In the early '50s, Clifford Brown was one of the most dominant trumpeters of the Hard Bop period. Nick Catalano, professor of literature and music at Pace University, has written the first book on this important artist, and it's a winner. "In addition to his artistic achievements, Brown exuded virtue and magnanimity," Catalano writes. "He wasn't just a 'nice guy'; he was much more than that." At a time when jazzmen where generally portrayed as drug addicted hustlers, Brown was the exception. He was college educated, rarely smoked or drank, and was a positive role model to other musicians. Had he not been killed in a tragic car accident at the tender age of 25, he may have altered the future of jazz. As it is, he has left a lasting impression on the art form.
Beginning with his nurturing childhood in Wilmington, Delaware, Catalano chronicles Brown's extraordinary rise as a Dizzy Gillespie-inspired upstart, to a seasoned professional who continued to practice and play R&B dates despite terrible pain from a near-fatal car accident. Catalano highlights Brown's work with heavyweights like Lionel Hampton, Quincy Jones, John Lewis, and Art Blakey, and his analyses of Brown's crisp trumpet style and compositions, including "Joy Spring" and "Dahooud," are detailed and entertaining.
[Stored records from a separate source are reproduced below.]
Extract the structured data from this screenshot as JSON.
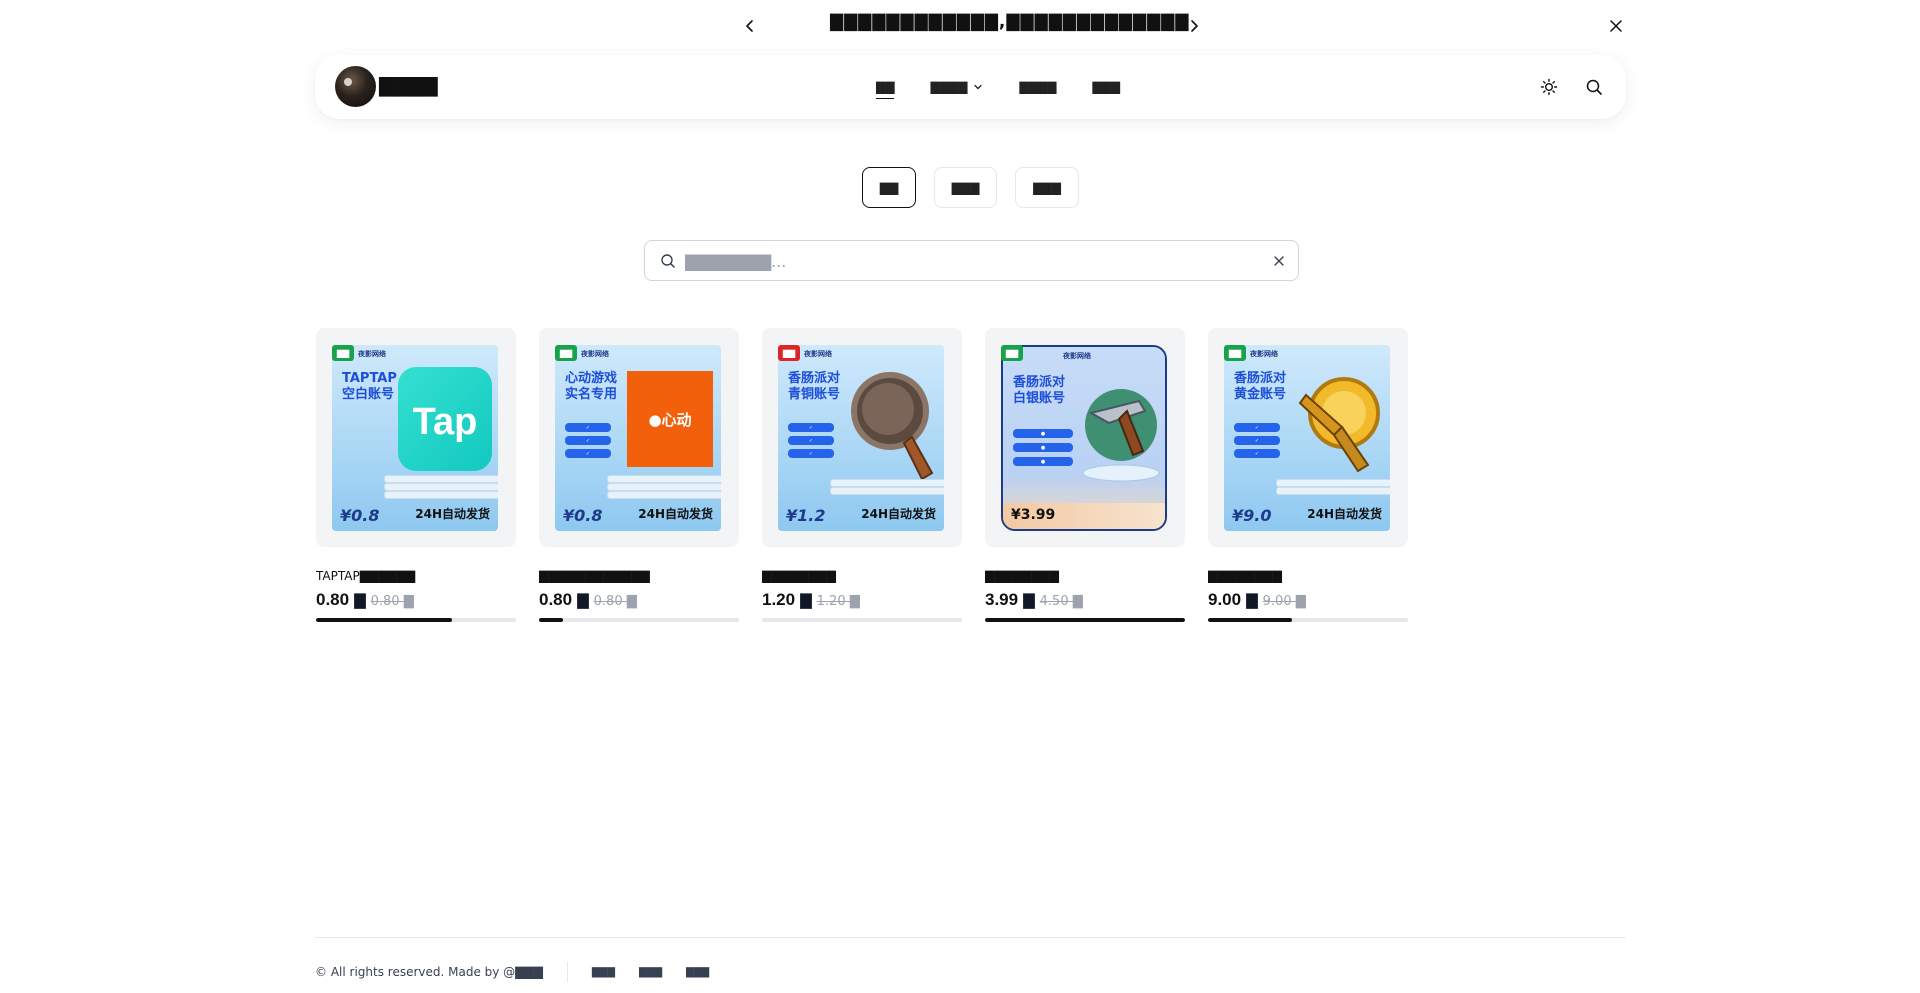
{
  "announcement": {
    "text": "▇▇▇▇▇▇▇▇▇▇▇▇,▇▇▇▇▇▇▇▇▇▇▇▇▇"
  },
  "header": {
    "brand": "▇▇▇▇",
    "nav": [
      {
        "label": "▇▇"
      },
      {
        "label": "▇▇▇▇"
      },
      {
        "label": "▇▇▇▇"
      },
      {
        "label": "▇▇▇"
      }
    ]
  },
  "tabs": [
    {
      "label": "▇▇"
    },
    {
      "label": "▇▇▇"
    },
    {
      "label": "▇▇▇"
    }
  ],
  "search": {
    "placeholder": "▇▇▇▇▇▇▇..."
  },
  "products": [
    {
      "name": "TAPTAP▇▇▇▇▇▇",
      "price": "0.80",
      "currency": "▇",
      "original_price": "0.80 ▇",
      "badge": "▇▇",
      "badge_color": "#16a34a",
      "stock_fraction": 0.68,
      "art": {
        "top": "夜影网络",
        "title": "TAPTAP 空白账号",
        "price": "¥0.8",
        "ship": "24H自动发货",
        "icon": "tap-logo-icon"
      }
    },
    {
      "name": "▇▇▇▇▇▇▇▇▇▇▇▇",
      "price": "0.80",
      "currency": "▇",
      "original_price": "0.80 ▇",
      "badge": "▇▇",
      "badge_color": "#16a34a",
      "stock_fraction": 0.12,
      "art": {
        "top": "夜影网络",
        "title": "心动游戏 实名专用",
        "price": "¥0.8",
        "ship": "24H自动发货",
        "icon": "xd-logo-icon"
      }
    },
    {
      "name": "▇▇▇▇▇▇▇▇",
      "price": "1.20",
      "currency": "▇",
      "original_price": "1.20 ▇",
      "badge": "▇▇",
      "badge_color": "#dc2626",
      "stock_fraction": 0.0,
      "art": {
        "top": "夜影网络",
        "title": "香肠派对 青铜账号",
        "price": "¥1.2",
        "ship": "24H自动发货",
        "icon": "frying-pan-icon"
      }
    },
    {
      "name": "▇▇▇▇▇▇▇▇",
      "price": "3.99",
      "currency": "▇",
      "original_price": "4.50 ▇",
      "badge": "▇▇",
      "badge_color": "#16a34a",
      "stock_fraction": 1.0,
      "art": {
        "top": "夜影网络",
        "title": "香肠派对 白银账号",
        "price": "¥3.99",
        "ship": "",
        "icon": "revolver-icon"
      }
    },
    {
      "name": "▇▇▇▇▇▇▇▇",
      "price": "9.00",
      "currency": "▇",
      "original_price": "9.00 ▇",
      "badge": "▇▇",
      "badge_color": "#16a34a",
      "stock_fraction": 0.42,
      "art": {
        "top": "夜影网络",
        "title": "香肠派对 黄金账号",
        "price": "¥9.0",
        "ship": "24H自动发货",
        "icon": "golden-pan-icon"
      }
    }
  ],
  "footer": {
    "copyright": "© All rights reserved. Made by @▇▇▇",
    "links": [
      {
        "label": "▇▇▇"
      },
      {
        "label": "▇▇▇"
      },
      {
        "label": "▇▇▇"
      }
    ]
  }
}
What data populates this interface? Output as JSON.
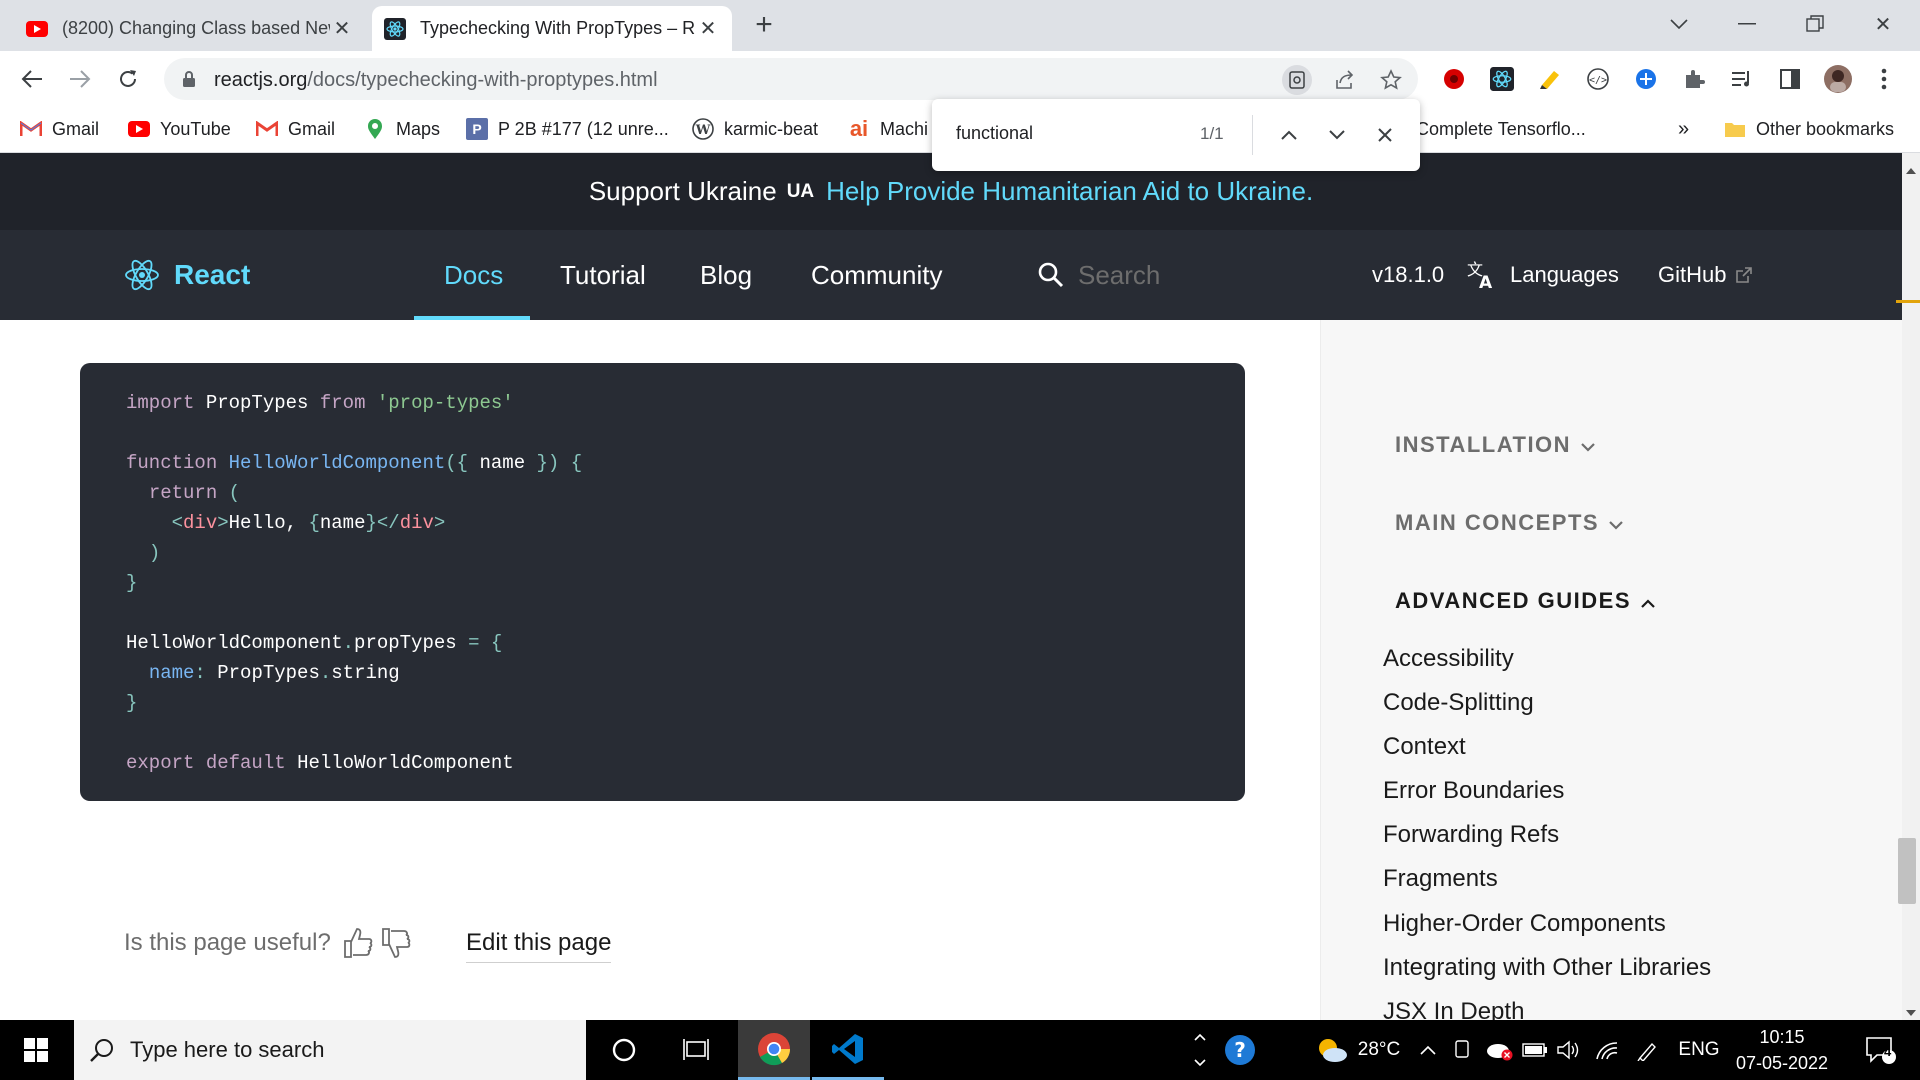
{
  "tabs": [
    {
      "title": "(8200) Changing Class based New",
      "icon": "youtube-icon",
      "active": false
    },
    {
      "title": "Typechecking With PropTypes – R",
      "icon": "react-icon",
      "active": true
    }
  ],
  "toolbar": {
    "url_host": "reactjs.org",
    "url_path": "/docs/typechecking-with-proptypes.html"
  },
  "bookmarks": [
    {
      "label": "Gmail",
      "icon": "gmail-icon"
    },
    {
      "label": "YouTube",
      "icon": "youtube-icon"
    },
    {
      "label": "Gmail",
      "icon": "gmail-icon"
    },
    {
      "label": "Maps",
      "icon": "maps-icon"
    },
    {
      "label": "P 2B #177 (12 unre...",
      "icon": "p-icon"
    },
    {
      "label": "karmic-beat",
      "icon": "wordpress-icon"
    },
    {
      "label": "Machi",
      "icon": "ai-icon"
    },
    {
      "label": "Complete Tensorflo...",
      "icon": ""
    },
    {
      "label": "»",
      "icon": ""
    },
    {
      "label": "Other bookmarks",
      "icon": "folder-icon"
    }
  ],
  "findbar": {
    "query": "functional",
    "count": "1/1"
  },
  "banner": {
    "support": "Support Ukraine",
    "ua": "UA",
    "help": "Help Provide Humanitarian Aid to Ukraine."
  },
  "nav": {
    "logo": "React",
    "links": [
      "Docs",
      "Tutorial",
      "Blog",
      "Community"
    ],
    "search_placeholder": "Search",
    "version": "v18.1.0",
    "languages": "Languages",
    "github": "GitHub"
  },
  "code": {
    "line1": {
      "kw1": "import",
      "name": "PropTypes",
      "kw2": "from",
      "str": "'prop-types'"
    },
    "line2": {
      "kw": "function",
      "fn": "HelloWorldComponent",
      "p1": "({",
      "arg": "name",
      "p2": "}) {"
    },
    "line3": {
      "kw": "return",
      "p": "("
    },
    "line4": {
      "lt": "<",
      "tag1": "div",
      "gt": ">",
      "text": "Hello, ",
      "b1": "{",
      "var": "name",
      "b2": "}",
      "close": "</",
      "tag2": "div",
      "gt2": ">"
    },
    "line5": ")",
    "line6": "}",
    "line7": {
      "name": "HelloWorldComponent",
      "dot": ".",
      "prop": "propTypes",
      "eq": " = {"
    },
    "line8": {
      "key": "name",
      "colon": ": ",
      "val": "PropTypes",
      "dot": ".",
      "type": "string"
    },
    "line9": "}",
    "line10": {
      "kw1": "export",
      "kw2": "default",
      "name": "HelloWorldComponent"
    }
  },
  "feedback": {
    "question": "Is this page useful?",
    "edit": "Edit this page"
  },
  "sidebar": {
    "sections": [
      {
        "label": "INSTALLATION",
        "open": false
      },
      {
        "label": "MAIN CONCEPTS",
        "open": false
      },
      {
        "label": "ADVANCED GUIDES",
        "open": true
      }
    ],
    "items": [
      "Accessibility",
      "Code-Splitting",
      "Context",
      "Error Boundaries",
      "Forwarding Refs",
      "Fragments",
      "Higher-Order Components",
      "Integrating with Other Libraries",
      "JSX In Depth"
    ]
  },
  "taskbar": {
    "search_placeholder": "Type here to search",
    "weather": "28°C",
    "lang": "ENG",
    "time": "10:15",
    "date": "07-05-2022",
    "notifications": "4"
  },
  "colors": {
    "react_blue": "#61dafb",
    "nav_bg": "#282c34",
    "banner_bg": "#20232a"
  }
}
At the summit of his career, while co-leading a trailblazing combo that featured Max Roach and Sonny Rollins, Brown perished on the rain-soaked Pennsylvania Turnpike on the way to a gig in Chicago. Catalano shows that, even in death, his influence lives on in trumpeters like Freddie Hubbard and Wynton Marsalis, and in the Tony Award-winning Broadway play, Sideman. If there is such a thing as a jazz saint, Clifford Brown was it. --Eugene Holley Jr.
From Publishers Weekly
Long known as the jazz trumpeters' trumpeter, Clifford Brown has yet to gain wider recognition for his influence over the development of bebop. Born in Wilmington, Del., in 1930, Brown's trumpet playing was often described as uninspired, but intense practice led to a technically superb style that was lauded by such greats as Dizzy Gillespie. The modest, unpretentious trumpeter lived an unruffled life; his great discipline offered a different model for jazz musicians long under the influence of Charlie Parker's drug abuse. Catalano, the director of performing arts at Pace University, presents Brown's abbreviated life (he died in a car crash at age 25) in a terse, matter-of-fact manner, with scrupulous attention to detail. A vivid account of his 1953 adventures with Lionel Hampton's band (which included Art Farmer and Quincy Jones) in Europe is one of the few sections that delves deeply into Brown's musical genius, describing solos and specific performances, and praising his high energy and fun approach to trading fours with Farmer. In another chapter, Catalano recalls Brown's friendship with Max Roach, paying homage to such landmark recordings as "Delilah" and "Darn That Dream." While some jazz fans may tire of the meticulous recounting of facts, true buffs will be enthralled with the honest interviews and wide breadth of research this bio offers.